Il y eut des moments d'espoir, puis l'angoisse, puis la joie encore : pour les proches des otages de la guérilla colombienne des Farc, la reprise entachée d'une polémique, dimanche, des libérations unilatérales a été une épreuve éreintante.

Plus d'un mois après l'annonce le 21 décembre par la guérilla des Forces armées révolutionnaires de Colombie (Farc, marxistes) de son intention de libérer six de ses 28 otages politiques, ils étaient rassemblés dimanche, pour attendre la libération des quatre premiers, dans un hôtel de Villavicencio.

Cette petite ville à une centaine de kilomètres à l'est de Bogota s'était transformée, en moins de 24 heures, en épicentre de l'opération de récupération des otages : c'est ici que les premiers devaient arriver, à bord d'un hélicoptère mis à disposition du CICR par le Brésil, ici aussi que les communiqués des autorités étaient lus à la presse, venue en nombre.

Dimanche matin, ils débordaient de joie dans l'attente du retour de trois policiers et d'un militaire, enlevés en 2007, soit parce qu'ils étaient proches soit par espoir de voir s'ouvrir derrière eux la porte de sortie pour tous.

Le soir, l'ambiance était tout autre, lourde, après l'annonce de la décision du président Alvaro Uribe de ne plus autoriser la médiation d'une sénatrice d'opposition indispensable au processus, Piedad Cordoba, en raison de déclarations désobligeantes d'un membre de «Colombiens pour la paix» (un mouvement de personnalités de gauche fondé par la sénatrice) participant aussi à la médiation.

Si la sénatrice, désignée comme seule intermédiaire valable par la guérilla était exclue, restait-il une chance de liberté pour les deux autres otages attendus lundi et mardi, l'ex-gouverneur Alan Jara et l'ancien député Sigifredo Lopez, enlevés respectivement en 2001 et 2002 ? Et pour les otages restants ?

«Cela a été une douche froide. La douleur de la famille d'Alan Jara a été très grande», a déclaré à l'AFP lundi Gustavo Moncayo, dont le fils Pablo Emilio est détenu par les Farc depuis onze ans.

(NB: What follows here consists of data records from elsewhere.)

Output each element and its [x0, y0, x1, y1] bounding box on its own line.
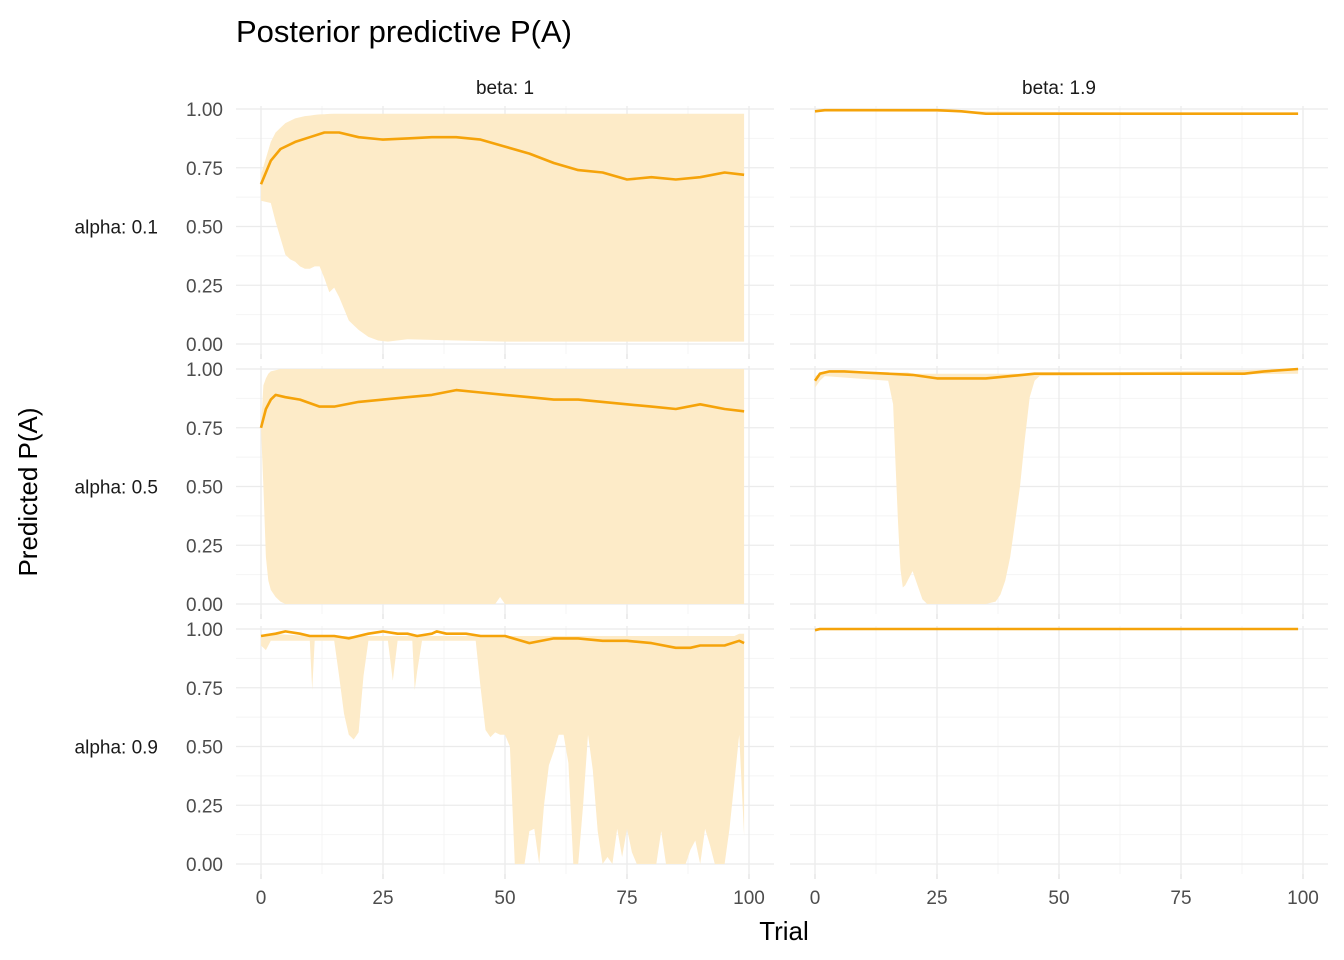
- y-tick-label: 0.75: [186, 419, 223, 440]
- y-tick-label: 0.50: [186, 218, 223, 239]
- mean-line: [260, 630, 745, 650]
- series-1-1: [813, 367, 1299, 604]
- series-2-0: [260, 630, 745, 864]
- x-tick-label: 100: [733, 888, 765, 909]
- series-1-0: [259, 369, 745, 604]
- y-axis-title: Predicted P(A): [13, 407, 43, 576]
- mean-line: [814, 108, 1299, 115]
- y-tick-label: 0.25: [186, 796, 223, 817]
- y-tick-label: 0.00: [186, 855, 223, 876]
- series-0-0: [259, 113, 745, 342]
- x-tick-label: 0: [810, 888, 821, 909]
- facet-row-label: alpha: 0.9: [75, 738, 158, 759]
- panel-1-1: [790, 366, 1328, 614]
- x-tick-label: 75: [1170, 888, 1191, 909]
- y-tick-label: 0.50: [186, 478, 223, 499]
- x-tick-label: 50: [494, 888, 515, 909]
- y-tick-label: 1.00: [186, 100, 223, 121]
- credible-band: [815, 369, 1299, 604]
- mean-line: [259, 131, 745, 185]
- panel-0-1: [790, 106, 1328, 354]
- mean-line: [813, 367, 1299, 382]
- facet-col-label: beta: 1.9: [1022, 78, 1096, 99]
- credible-band: [261, 633, 745, 864]
- chart-title: Posterior predictive P(A): [236, 14, 572, 49]
- x-axis-title: Trial: [759, 916, 809, 946]
- panel-2-1: [790, 626, 1328, 874]
- y-tick-label: 0.25: [186, 276, 223, 297]
- series-2-1: [814, 627, 1299, 632]
- x-tick-label: 75: [616, 888, 637, 909]
- mean-line: [259, 388, 745, 429]
- x-tick-label: 100: [1287, 888, 1319, 909]
- mean-line: [814, 627, 1299, 632]
- x-tick-label: 25: [926, 888, 947, 909]
- y-tick-label: 0.00: [186, 595, 223, 616]
- y-tick-label: 0.00: [186, 335, 223, 356]
- credible-band: [261, 113, 745, 342]
- x-tick-label: 50: [1048, 888, 1069, 909]
- facet-row-label: alpha: 0.5: [75, 478, 158, 499]
- y-tick-label: 0.75: [186, 679, 223, 700]
- y-tick-label: 1.00: [186, 620, 223, 641]
- y-tick-label: 0.75: [186, 159, 223, 180]
- x-tick-label: 0: [256, 888, 267, 909]
- y-tick-label: 0.50: [186, 738, 223, 759]
- y-tick-label: 0.25: [186, 536, 223, 557]
- series-0-1: [814, 108, 1299, 115]
- y-tick-label: 1.00: [186, 360, 223, 381]
- facet-col-label: beta: 1: [476, 78, 534, 99]
- x-tick-label: 25: [372, 888, 393, 909]
- facet-row-label: alpha: 0.1: [75, 218, 158, 239]
- credible-band: [261, 369, 745, 604]
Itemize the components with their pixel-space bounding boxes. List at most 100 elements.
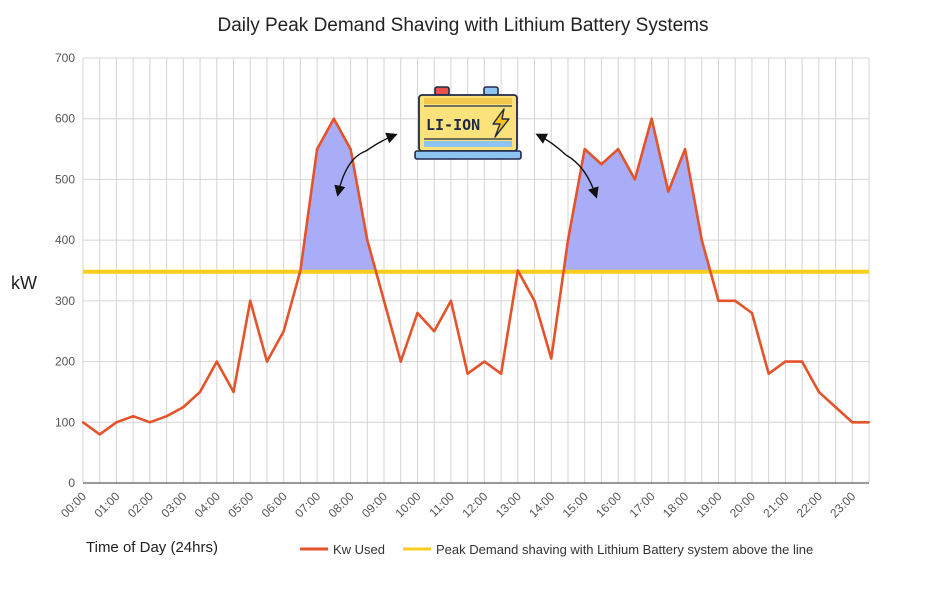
left-curved-arrow-head-top: [365, 132, 398, 152]
battery-label: LI-ION: [426, 116, 480, 134]
data-point: [98, 433, 101, 436]
data-point: [182, 405, 185, 409]
y-axis-label: kW: [11, 273, 37, 293]
data-point: [315, 147, 319, 151]
series-points: [81, 117, 871, 436]
lithium-ion-battery-icon: LI-ION: [414, 86, 522, 160]
data-point: [616, 147, 620, 151]
data-point: [583, 147, 586, 151]
data-point: [767, 372, 770, 375]
data-point: [734, 299, 737, 303]
data-point: [566, 238, 570, 242]
x-tick-label: 22:00: [794, 489, 825, 520]
battery-annotation: LI-ION: [334, 86, 599, 199]
series-lines: [82, 117, 869, 436]
horizontal-gridlines: [83, 57, 869, 484]
data-point: [516, 269, 520, 272]
data-point: [667, 190, 670, 193]
y-tick-label: 0: [68, 476, 75, 490]
y-tick-label: 600: [55, 112, 75, 126]
x-tick-label: 04:00: [192, 489, 223, 520]
shaved-peak-area: [563, 118, 711, 272]
x-tick-label: 00:00: [58, 489, 89, 520]
data-point: [249, 299, 252, 303]
data-point: [700, 238, 703, 242]
data-point: [332, 117, 336, 120]
data-point: [215, 360, 218, 363]
data-point: [851, 421, 854, 424]
data-point: [131, 415, 135, 418]
x-tick-label: 19:00: [693, 489, 724, 520]
data-point: [483, 360, 486, 363]
data-point: [382, 299, 386, 303]
x-tick-label: 05:00: [225, 489, 256, 520]
data-point: [366, 238, 369, 242]
data-point: [416, 311, 419, 315]
chart-title: Daily Peak Demand Shaving with Lithium B…: [217, 15, 708, 36]
data-point: [750, 311, 754, 315]
x-tick-label: 21:00: [760, 489, 791, 520]
x-tick-label: 07:00: [292, 489, 323, 520]
x-tick-label: 12:00: [459, 489, 490, 520]
y-tick-label: 200: [55, 355, 75, 369]
legend: Kw Used Peak Demand shaving with Lithium…: [300, 542, 813, 557]
data-point: [282, 330, 285, 333]
data-point: [299, 269, 302, 272]
data-point: [165, 415, 168, 418]
y-tick-label: 700: [55, 51, 75, 65]
legend-label-threshold: Peak Demand shaving with Lithium Battery…: [436, 542, 813, 557]
y-tick-label: 300: [55, 294, 75, 308]
x-tick-label: 10:00: [392, 489, 423, 520]
left-curved-arrow: [334, 150, 367, 197]
data-point: [533, 299, 536, 303]
data-point: [148, 421, 152, 424]
y-axis-ticks: 0 100 200 300 400 500 600 700: [55, 51, 75, 490]
data-point: [399, 360, 402, 363]
data-point: [800, 360, 804, 363]
x-tick-label: 03:00: [158, 489, 189, 520]
data-point: [867, 421, 871, 424]
x-tick-label: 18:00: [660, 489, 691, 520]
data-point: [499, 372, 503, 375]
data-point: [81, 421, 85, 424]
data-point: [198, 390, 202, 394]
data-point: [232, 390, 235, 394]
data-point: [717, 299, 720, 303]
x-tick-label: 23:00: [827, 489, 858, 520]
x-tick-label: 16:00: [593, 489, 624, 520]
data-point: [683, 147, 687, 151]
data-point: [349, 147, 352, 151]
data-point: [817, 390, 821, 394]
x-tick-label: 01:00: [91, 489, 122, 520]
data-point: [265, 360, 269, 363]
data-point: [449, 299, 453, 303]
x-tick-label: 20:00: [727, 489, 758, 520]
x-tick-label: 15:00: [560, 489, 591, 520]
data-point: [600, 163, 603, 166]
y-tick-label: 400: [55, 233, 75, 247]
y-tick-label: 500: [55, 172, 75, 186]
data-point: [834, 405, 837, 409]
legend-label-kw-used: Kw Used: [333, 542, 385, 557]
x-tick-label: 13:00: [493, 489, 524, 520]
x-tick-label: 11:00: [427, 489, 458, 520]
x-tick-label: 06:00: [259, 489, 290, 520]
y-tick-label: 100: [55, 415, 75, 429]
data-point: [466, 372, 469, 375]
data-point: [633, 178, 637, 181]
x-tick-label: 02:00: [125, 489, 156, 520]
x-axis-label: Time of Day (24hrs): [86, 539, 218, 556]
data-point: [650, 117, 653, 120]
data-point: [784, 360, 787, 363]
x-axis-ticks: 00:00 01:00 02:00 03:00 04:00 05:00 06:00 07:00…: [58, 489, 859, 520]
x-tick-label: 17:00: [627, 489, 658, 520]
series-line-kw-used: [82, 117, 869, 436]
data-point: [550, 357, 553, 360]
x-tick-label: 14:00: [526, 489, 557, 520]
x-tick-label: 08:00: [326, 489, 357, 520]
right-curved-arrow: [535, 133, 567, 156]
data-point: [115, 421, 118, 424]
right-curved-arrow-tail: [565, 154, 599, 199]
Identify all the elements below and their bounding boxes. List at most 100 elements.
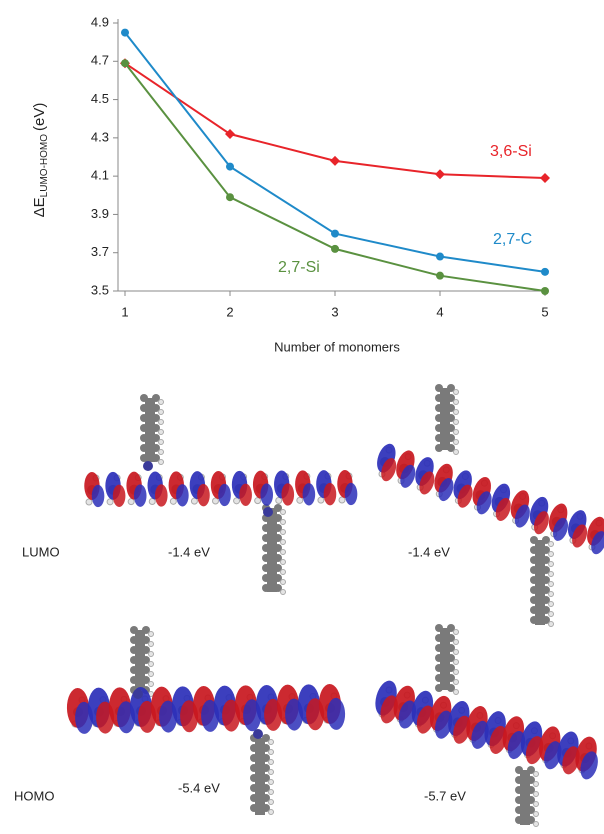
atom bbox=[435, 664, 443, 672]
atom bbox=[454, 420, 459, 425]
atom bbox=[454, 400, 459, 405]
atom bbox=[269, 780, 274, 785]
orbital-lobe bbox=[324, 483, 337, 505]
atom bbox=[549, 582, 554, 587]
y-axis-title-symbol: ΔE bbox=[31, 197, 48, 217]
y-tick-label: 4.1 bbox=[91, 168, 109, 183]
atom bbox=[515, 806, 523, 814]
atom bbox=[130, 636, 138, 644]
atom bbox=[435, 684, 443, 692]
atom bbox=[435, 634, 443, 642]
y-tick-label: 3.7 bbox=[91, 244, 109, 259]
atom bbox=[170, 498, 176, 504]
atom bbox=[269, 750, 274, 755]
atom bbox=[549, 542, 554, 547]
orbital-lobe bbox=[345, 483, 358, 505]
atom bbox=[530, 596, 538, 604]
atom bbox=[454, 640, 459, 645]
atom bbox=[140, 444, 148, 452]
atom bbox=[281, 550, 286, 555]
atom bbox=[281, 560, 286, 565]
atom bbox=[454, 410, 459, 415]
atom bbox=[149, 662, 154, 667]
y-tick-label: 4.9 bbox=[91, 14, 109, 29]
atom bbox=[269, 810, 274, 815]
point bbox=[436, 253, 444, 261]
atom bbox=[281, 520, 286, 525]
atom bbox=[534, 792, 539, 797]
atom bbox=[435, 444, 443, 452]
orbital-energy: -5.4 eV bbox=[178, 780, 220, 795]
atom bbox=[255, 498, 261, 504]
point bbox=[331, 245, 339, 253]
orbital-lobe bbox=[155, 484, 168, 506]
atom bbox=[454, 660, 459, 665]
atom bbox=[281, 540, 286, 545]
point bbox=[226, 193, 234, 201]
y-axis-title: ΔELUMO-HOMO(eV) bbox=[31, 103, 50, 218]
atom bbox=[159, 420, 164, 425]
atom bbox=[159, 430, 164, 435]
atom bbox=[143, 461, 153, 471]
atom bbox=[435, 654, 443, 662]
atom bbox=[454, 630, 459, 635]
atom bbox=[149, 652, 154, 657]
atom bbox=[250, 794, 258, 802]
point bbox=[330, 156, 340, 166]
atom bbox=[250, 784, 258, 792]
y-tick-label: 4.3 bbox=[91, 129, 109, 144]
atom bbox=[515, 776, 523, 784]
atom bbox=[454, 440, 459, 445]
orbital-lobe bbox=[239, 484, 252, 506]
atom bbox=[515, 816, 523, 824]
atom bbox=[140, 454, 148, 462]
atom bbox=[149, 682, 154, 687]
atom bbox=[130, 666, 138, 674]
atom bbox=[530, 566, 538, 574]
point bbox=[436, 272, 444, 280]
point bbox=[331, 230, 339, 238]
atom bbox=[318, 497, 324, 503]
atom bbox=[530, 546, 538, 554]
atom bbox=[435, 414, 443, 422]
atom bbox=[549, 622, 554, 627]
atom bbox=[454, 670, 459, 675]
atom bbox=[191, 498, 197, 504]
atom bbox=[530, 556, 538, 564]
y-tick-label: 4.5 bbox=[91, 91, 109, 106]
atom bbox=[253, 729, 263, 739]
atom bbox=[250, 744, 258, 752]
atom bbox=[454, 680, 459, 685]
atom bbox=[213, 498, 219, 504]
point bbox=[541, 268, 549, 276]
point bbox=[121, 29, 129, 37]
atom bbox=[515, 786, 523, 794]
orbital-lobe bbox=[92, 485, 105, 507]
y-axis-title-unit: (eV) bbox=[31, 103, 48, 131]
orbital-label: LUMO bbox=[22, 544, 60, 559]
atom bbox=[454, 430, 459, 435]
atom bbox=[454, 650, 459, 655]
atom bbox=[435, 404, 443, 412]
atom bbox=[515, 766, 523, 774]
x-tick-label: 2 bbox=[226, 304, 233, 319]
atom bbox=[281, 580, 286, 585]
orbital-energy: -5.7 eV bbox=[424, 788, 466, 803]
atom bbox=[149, 642, 154, 647]
atom bbox=[262, 534, 270, 542]
atom bbox=[269, 770, 274, 775]
x-axis-title: Number of monomers bbox=[274, 339, 400, 354]
y-tick-label: 4.7 bbox=[91, 53, 109, 68]
atom bbox=[339, 497, 345, 503]
atom bbox=[159, 460, 164, 465]
atom bbox=[269, 760, 274, 765]
orbital-energy: -1.4 eV bbox=[168, 544, 210, 559]
atom bbox=[297, 497, 303, 503]
atom bbox=[435, 394, 443, 402]
atom bbox=[281, 530, 286, 535]
y-tick-label: 3.9 bbox=[91, 206, 109, 221]
atom bbox=[435, 424, 443, 432]
atom bbox=[549, 552, 554, 557]
point bbox=[541, 287, 549, 295]
orbital-label: HOMO bbox=[14, 788, 54, 803]
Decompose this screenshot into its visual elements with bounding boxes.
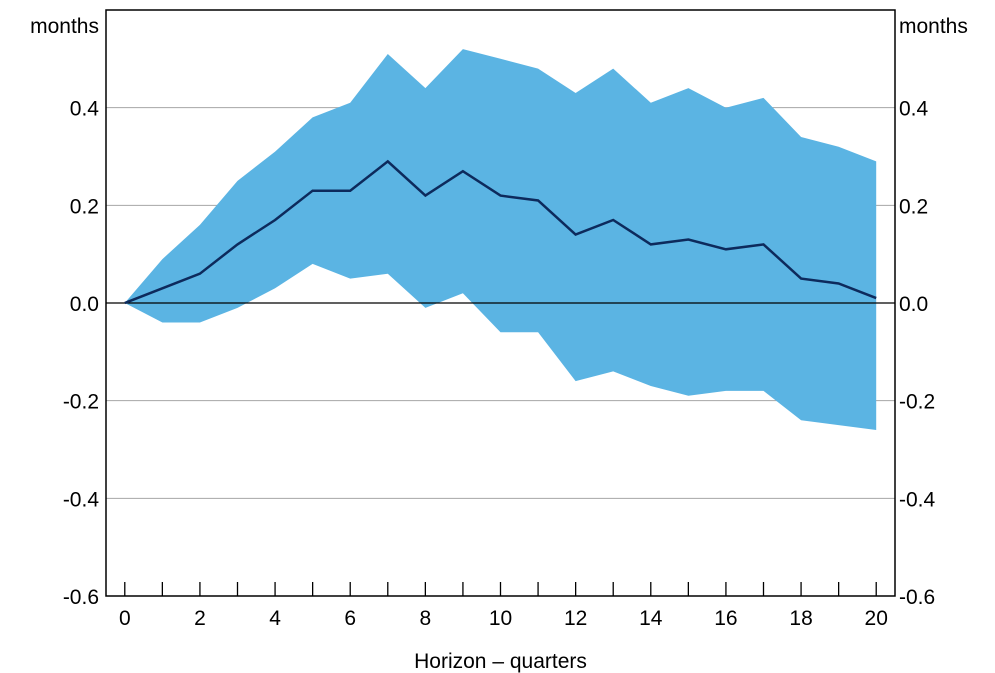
y-tick-label-right: -0.6 [899,586,935,609]
x-tick-label: 2 [194,607,206,630]
right-unit-label: months [899,15,968,38]
y-tick-label-left: -0.6 [63,586,99,609]
response-line-group [124,159,877,305]
y-tick-label-left: 0.0 [70,293,99,316]
y-tick-label-left: -0.4 [63,488,100,511]
x-tick-label: 8 [420,607,432,630]
axis-ticks [124,582,877,596]
y-tick-label-left: -0.2 [63,391,99,414]
x-tick-label: 10 [489,607,512,630]
left-unit-label: months [30,15,99,38]
x-tick-label: 4 [269,607,281,630]
x-tick-label: 6 [344,607,356,630]
x-tick-label: 18 [789,607,812,630]
response-line [124,159,877,305]
y-tick-label-right: -0.2 [899,391,935,414]
y-tick-label-left: 0.2 [70,195,99,218]
confidence-band-group [124,49,877,430]
tick-labels: 0 2 4 6 8 10 12 14 16 18 20 -0.6 -0.6 -0.4 -0.4 -0.2 -0.… [63,98,936,630]
y-tick-label-right: 0.2 [899,195,928,218]
x-tick-label: 16 [714,607,737,630]
confidence-band [124,49,877,430]
y-tick-label-left: 0.4 [70,98,100,121]
x-tick-label: 14 [639,607,663,630]
x-tick-label: 0 [119,607,131,630]
y-tick-label-right: -0.4 [899,488,936,511]
x-tick-label: 12 [564,607,587,630]
y-tick-label-right: 0.0 [899,293,928,316]
x-axis-title: Horizon – quarters [414,650,587,673]
y-tick-label-right: 0.4 [899,98,929,121]
x-tick-label: 20 [865,607,888,630]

Milena Murillo, soeur aînée du policier Enrique Murillo, détenu depuis le 1er novembre 1998, comme Maria Teresa Paredes, l'épouse du colonel Luis Mendieta, également enlevé ce jour-là, ont perdu le moral.

«J'ai eu un noeud à l'estomac et j'ai senti que je portais une pierre. J'ai pensé que tout allait échouer», avoue aussi Joimer Ojeda, un ami d'Alan Jara.

Lundi matin pourtant, l'horizon s'est à nouveau éclairci avec la décision du gouvernement d'autoriser tout de même la participation au processus de la sénatrice Piedad Cordoba.

Lorsque celle-ci est venue annoncer que l'opération de récupération des otages reprendrait mardi matin, elle a été accueillie par des hourras.

«L'espérance est de retour, ceci est une chaîne, s'il manque un chaînon, ceux qui guettent leur tour pour la liberté ne peuvent plus rien attendre», a confié Milena Murillo, qui espère avoir des nouvelles de son frère par Alan Jara.

«Le retour d'Alan, c'est déjà savourer un peu la liberté de mon époux, car nous sommes comme une famille», a confié Maria Teresa Paredes: «Je sais qu'il va revenir. Je ne sais pas quand, mais je garde espoir».

Une fois Alan Jara et Sigifredo Lopez libérés, les Farc détiendront encore 22 militaires et policiers, des prisonniers dits «politiques», c'est-à-dire échangeables de leur point de vue contre des guérilleros capturés par les autorités.

Les Farc détiendront encore, par ailleurs, des centaines d'anonymes (entre 350 et 700 selon les estimations) enlevés pour exiger des rançons.